Wednesday, December 10, 2025

Go Tell John (Reflections on Advent 3, Year A 2025)

 “Go and tell John what you hear and see: the blind receive their sight, the lame walk, those with a skin disease are cleansed, the deaf hear, the dead are raised, and the poor have good news brought to them.” (Matthew 4b-5)

Many years ago, I had the honor of taking part in the Lutheran/Roman Catholic Dialogue. Our topic that year was “Ministry to the Dying.” Both Lutheran and Catholic clergy agreed on one point: we rarely minister to the dying here in America. Nope. Most folks like to believe they’re going to beat whatever illness or disease they’ve got. They know they’re going to die eventually, but just not today or this week. By the time it becomes obvious they’re about to shuffle off this mortal coil and shake hands with the Lord, they’re usually too out of it for any theological discussion.

Every once in a while, however, we get a chance to minister to someone who knows just how many grains are left in their hourglass. Most of the Christians I’ve met who were in that situation were ready to move on and did so with impressive courage and grace. It’s no longer fashionable to walk these short-timers through the Kubler-Ross stages. It seems much kinder and more worthwhile to review the life they’ve already lived and focus on the highlights.

I don’t know about you, but if or when I know I’m about to check out, I’d like to know my life has had some significance. I always think of that scene at the end of Saving Private Ryan where the old vet stands amidst the graves of his fallen comrades and asks his wife if he’s been a good man.

When we meet John the Baptist in the gospel lesson in the RCL for Advent 3, Year A (Matthew 11:2-11) he’s pretty sure he’s reached the last stop on the line. Prison in the ancient world wasn’t a punishment with a prescribed duration. If you were in jail, you were either awaiting trial or execution, and John had a real good guess which one he was waiting for. You have to feel sorry for the guy. He’s been spending the last year or two telling everybody that Jesus is the Messiah. Now, chained or in wooden stocks, sitting in a dark dungeon with no light or air, he’s got nothing to do but think about his life. He’s starting to worry if he got it right.

But John deserves some credit, too. He’s at the end of his life (a little earlier than he’d planned, of course!) and he’s in a state where he’s confined and can’t get around anymore, he can’t see much, and he depends on others to visit him and take care of him—just like many of us may be some day. He might be doubting if Jesus is really the one, but he never doubts that there will be a one. He never stops believing that God is going to send a Messiah or that God’s people will know a day of liberation. As rotten a time as he’s having, his faith is still present.

He’s fortunate in another way. He still has friends who come to the jail to look after him. In Bible times there was no guarantee a prisoner would even get fed let alone a change of clothes or clean water. John has not been abandoned by either God or his disciples. Granted, these guys aren’t going to be able to spring him from the slammer, but at least they show up and let him know he’s still loved, still valued, and still important to the movement. They may not have the answers he needs, but that’s okay. 90% of caring for another is just showing up.

So these loving brothers (and maybe sisters) of John’s posse head off in search of Jesus to ask point blank if he’s the Lamb of God who is going to take away the sins of the world. Jesus—in typical Jesus fashion—doesn’t give them a straight answer. It seems to me the Lord always likes it when we figure stuff out on our own based on the evidence. “Go tell John what you see going down,” he tells them.

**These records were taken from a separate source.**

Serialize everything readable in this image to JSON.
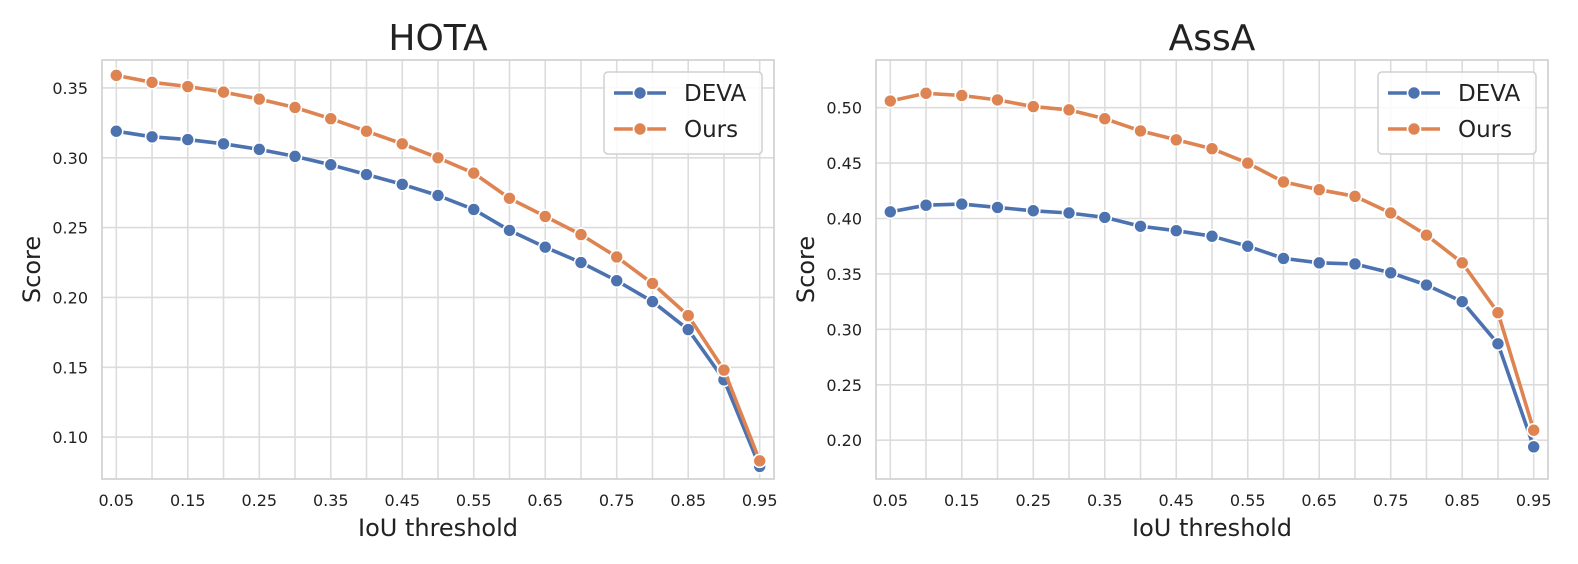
{
  "chart_data": [
    {
      "type": "line",
      "title": "HOTA",
      "xlabel": "IoU threshold",
      "ylabel": "Score",
      "x": [
        0.05,
        0.1,
        0.15,
        0.2,
        0.25,
        0.3,
        0.35,
        0.4,
        0.45,
        0.5,
        0.55,
        0.6,
        0.65,
        0.7,
        0.75,
        0.8,
        0.85,
        0.9,
        0.95
      ],
      "xticks": [
        "0.05",
        "0.15",
        "0.25",
        "0.35",
        "0.45",
        "0.55",
        "0.65",
        "0.75",
        "0.85",
        "0.95"
      ],
      "yticks": [
        "0.10",
        "0.15",
        "0.20",
        "0.25",
        "0.30",
        "0.35"
      ],
      "ylim": [
        0.07,
        0.37
      ],
      "grid": true,
      "legend": "top-right",
      "series": [
        {
          "name": "DEVA",
          "color": "#4c72b0",
          "values": [
            0.319,
            0.315,
            0.313,
            0.31,
            0.306,
            0.301,
            0.295,
            0.288,
            0.281,
            0.273,
            0.263,
            0.248,
            0.236,
            0.225,
            0.212,
            0.197,
            0.177,
            0.141,
            0.079
          ]
        },
        {
          "name": "Ours",
          "color": "#dd8452",
          "values": [
            0.359,
            0.354,
            0.351,
            0.347,
            0.342,
            0.336,
            0.328,
            0.319,
            0.31,
            0.3,
            0.289,
            0.271,
            0.258,
            0.245,
            0.229,
            0.21,
            0.187,
            0.148,
            0.083
          ]
        }
      ]
    },
    {
      "type": "line",
      "title": "AssA",
      "xlabel": "IoU threshold",
      "ylabel": "Score",
      "x": [
        0.05,
        0.1,
        0.15,
        0.2,
        0.25,
        0.3,
        0.35,
        0.4,
        0.45,
        0.5,
        0.55,
        0.6,
        0.65,
        0.7,
        0.75,
        0.8,
        0.85,
        0.9,
        0.95
      ],
      "xticks": [
        "0.05",
        "0.15",
        "0.25",
        "0.35",
        "0.45",
        "0.55",
        "0.65",
        "0.75",
        "0.85",
        "0.95"
      ],
      "yticks": [
        "0.20",
        "0.25",
        "0.30",
        "0.35",
        "0.40",
        "0.45",
        "0.50"
      ],
      "ylim": [
        0.165,
        0.543
      ],
      "grid": true,
      "legend": "top-right",
      "series": [
        {
          "name": "DEVA",
          "color": "#4c72b0",
          "values": [
            0.406,
            0.412,
            0.413,
            0.41,
            0.407,
            0.405,
            0.401,
            0.393,
            0.389,
            0.384,
            0.375,
            0.364,
            0.36,
            0.359,
            0.351,
            0.34,
            0.325,
            0.287,
            0.194
          ]
        },
        {
          "name": "Ours",
          "color": "#dd8452",
          "values": [
            0.506,
            0.513,
            0.511,
            0.507,
            0.501,
            0.498,
            0.49,
            0.479,
            0.471,
            0.463,
            0.45,
            0.433,
            0.426,
            0.42,
            0.405,
            0.385,
            0.36,
            0.315,
            0.209
          ]
        }
      ]
    }
  ]
}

They could, of course say, “Well, Jesus, we see a good and decent (if slightly eccentric) preacher being silenced by a corrupt and incompetent ruler because the ruler doesn’t like what the preacher has to say. We see a gigantic empire swallowing up just about everything so it can transfer wealth to its already wealthy plutocrats. We see and hear the Pharisees talk their pious platitudes while the widows and orphans go hungry and the sick and leprous are excluded from society. We see a lot of crappy things, Jesus.”

But, even if they’d said that, Jesus would remind them. “Look a little harder. Do you see the sick being healed? Do you see the poor being recognized and lifted up? Do you see the dead being raised? The people who had become comatose with hopelessness have started to believe God has a plan for them and God’s kingdom is with them. Have you seen that? Go tell John that.”

Jesus goes on to praise John. “John was the real deal. He was a mensch. He told the truth to the powerful and he didn’t back down. But great as he is, the lowest, poorest, least able sinner in the Kingdom of God is just as precious. Even more precious, because God loves and has compassion for the weak.”

Sometimes it looks like the whole world is circling the drain. Sometimes it seems like nothing you do has mattered. But it has. You may not see it, but God has seen it. Tiny works of charity, infinitesimal deeds of mercy, little seeds of righteousness are growing quietly but surely. We need to see the whole picture, keep believing, and rejoice for what the Lord has already done.